A huit heures et demie je me suis fait couler un bain, plein de mousse, et j’ai fumé assis dans l’eau sans rien faire ; depuis l’autre pièce filtrait My Favorite Thing, avec ce magnifique jeu de piano spectral de McCoy Tyner, mais voilé, obscurci par les obstacles que les différentes cloisons mettaient à la progression du son jusqu’à moi.

Marie-Charlotte m’a téléphoné ; de Lille : elle avait perdu Ermold ; et ils devaient coucher à Paris cette nuit. À sa voix avant qu’elle ait rien expliqué j’ai compris qu’elle paniquait, mais n’ai rien pu faire pour l’aider. Elle émettait jusqu’à l’idée qu’excédé d’attendre au lieu de rendez-vous, il avait pris le train pour Paris sans elle… Elle a à nouveau bien spécifié qu’il ne devrait pas savoir qu’elle m’avait appelé. Il y a quelque chose que je commence à vraiment ne pas comprendre. Ce mec est dingue. Mais ce coup de téléphone inattendu m’a réjoui ; je me suis mis ensuite à sourire tout seul.

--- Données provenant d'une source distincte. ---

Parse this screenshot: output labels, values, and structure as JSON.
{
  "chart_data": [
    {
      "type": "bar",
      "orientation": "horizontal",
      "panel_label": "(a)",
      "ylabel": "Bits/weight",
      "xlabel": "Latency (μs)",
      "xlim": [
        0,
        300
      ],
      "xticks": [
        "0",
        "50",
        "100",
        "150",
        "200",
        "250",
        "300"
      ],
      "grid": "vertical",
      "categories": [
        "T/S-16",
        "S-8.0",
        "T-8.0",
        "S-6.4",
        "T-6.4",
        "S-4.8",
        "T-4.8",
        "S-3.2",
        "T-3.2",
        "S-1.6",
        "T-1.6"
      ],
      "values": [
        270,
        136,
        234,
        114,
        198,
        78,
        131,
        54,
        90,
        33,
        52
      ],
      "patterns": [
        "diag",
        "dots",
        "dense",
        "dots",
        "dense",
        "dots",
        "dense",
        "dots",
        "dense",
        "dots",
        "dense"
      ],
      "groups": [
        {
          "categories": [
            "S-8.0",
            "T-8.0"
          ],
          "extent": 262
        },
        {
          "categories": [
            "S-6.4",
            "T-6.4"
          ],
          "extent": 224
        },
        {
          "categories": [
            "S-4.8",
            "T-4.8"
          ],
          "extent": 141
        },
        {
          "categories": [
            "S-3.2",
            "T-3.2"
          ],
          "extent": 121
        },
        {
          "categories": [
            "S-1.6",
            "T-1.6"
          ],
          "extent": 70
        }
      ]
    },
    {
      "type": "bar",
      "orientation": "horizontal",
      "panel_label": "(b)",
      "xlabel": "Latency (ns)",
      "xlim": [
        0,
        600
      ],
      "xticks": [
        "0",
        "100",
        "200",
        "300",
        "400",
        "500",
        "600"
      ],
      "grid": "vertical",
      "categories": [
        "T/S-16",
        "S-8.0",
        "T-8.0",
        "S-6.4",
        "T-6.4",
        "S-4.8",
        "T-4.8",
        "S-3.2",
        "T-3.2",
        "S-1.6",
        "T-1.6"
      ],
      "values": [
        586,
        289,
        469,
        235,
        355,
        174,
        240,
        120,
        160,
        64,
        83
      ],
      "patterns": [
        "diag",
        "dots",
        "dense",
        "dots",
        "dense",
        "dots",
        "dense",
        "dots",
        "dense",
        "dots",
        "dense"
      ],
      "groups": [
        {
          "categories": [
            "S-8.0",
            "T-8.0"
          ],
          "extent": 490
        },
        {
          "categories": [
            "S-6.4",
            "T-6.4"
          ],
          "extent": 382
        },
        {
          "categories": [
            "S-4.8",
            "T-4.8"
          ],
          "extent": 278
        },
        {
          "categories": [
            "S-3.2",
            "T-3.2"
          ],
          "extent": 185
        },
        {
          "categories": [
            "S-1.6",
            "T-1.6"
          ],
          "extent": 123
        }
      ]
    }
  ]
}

Ce n’est pas de ça que je comptais parler initialement. Je voulais dire quelque chose au sujet d’Audrey Gaillard. Cet après-midi, je l’ai trouvée tellement belle, tellement bien, que c’était impossible à taire. Il n’y a pas que sa beauté. Chaque fois que je l’ai vue ces jours derniers, debout légèrement cambrée, ses seins parfaits moulés dans la laine de son pull étroit, sa taille mince, impossible qu’elle n’aimante pas mon regard. Beauté n’est peut-être pas le terme le plus adéquat pour la décrire ; elle n’est peut-être que jolie. Mais possède une telle présence quand elle le veut bien, faite de désinvolture, de sérieux, de grâce et de simplicité, qu’elle irradie. Et puis je l’ai découverte beaucoup plus fine que je ne la croyais, je le confesse. À cause de ma mauvaise tendance à classer les gens avant de les connaître et à les réduire à des figures prototypiques qui leur nient l’épaisseur humaine, ou à cause de l’influence du noir Ermold, pour qui (au moins dans ses discours) l’intelligence des filles n’est qu’une donnée secondaire, je m’étais fait d’elle l’image de la belle poupée aguicheuse (et aguicheuse, elle l’est), amusante, mais tête de linotte, et n’avais pas eu l’idée ou l’occasion de pousser plus loin : elle est tout le contraire ; réfléchie, lucide et cultivée – ce qui n’exclut pas une candeur qui ne la rend que plus charmante. Je n’ai avec elle que des rapports lointains ; je n’ai par exemple jamais osé lui parler de Sarah, et la seule fois qu’elle l’a fait, incidemment, en ma présence, tout s’est passé comme si je ne la connaissais ni d’Eve ni d’Adam (je suppose d’ailleurs qu’elle n’a guère d’opinion sur moi. Je suis le genre de type dont il est facile de n’avoir aucune opinion). J’ai hésité à écrire ceci parce qu’Audrey ne sera jamais qu’un personnage très fugitif de ces notes, si même je peux lui donner ce statut étant donné le rôle insignifiant de ses apparitions, vu sa distance avec ma vie.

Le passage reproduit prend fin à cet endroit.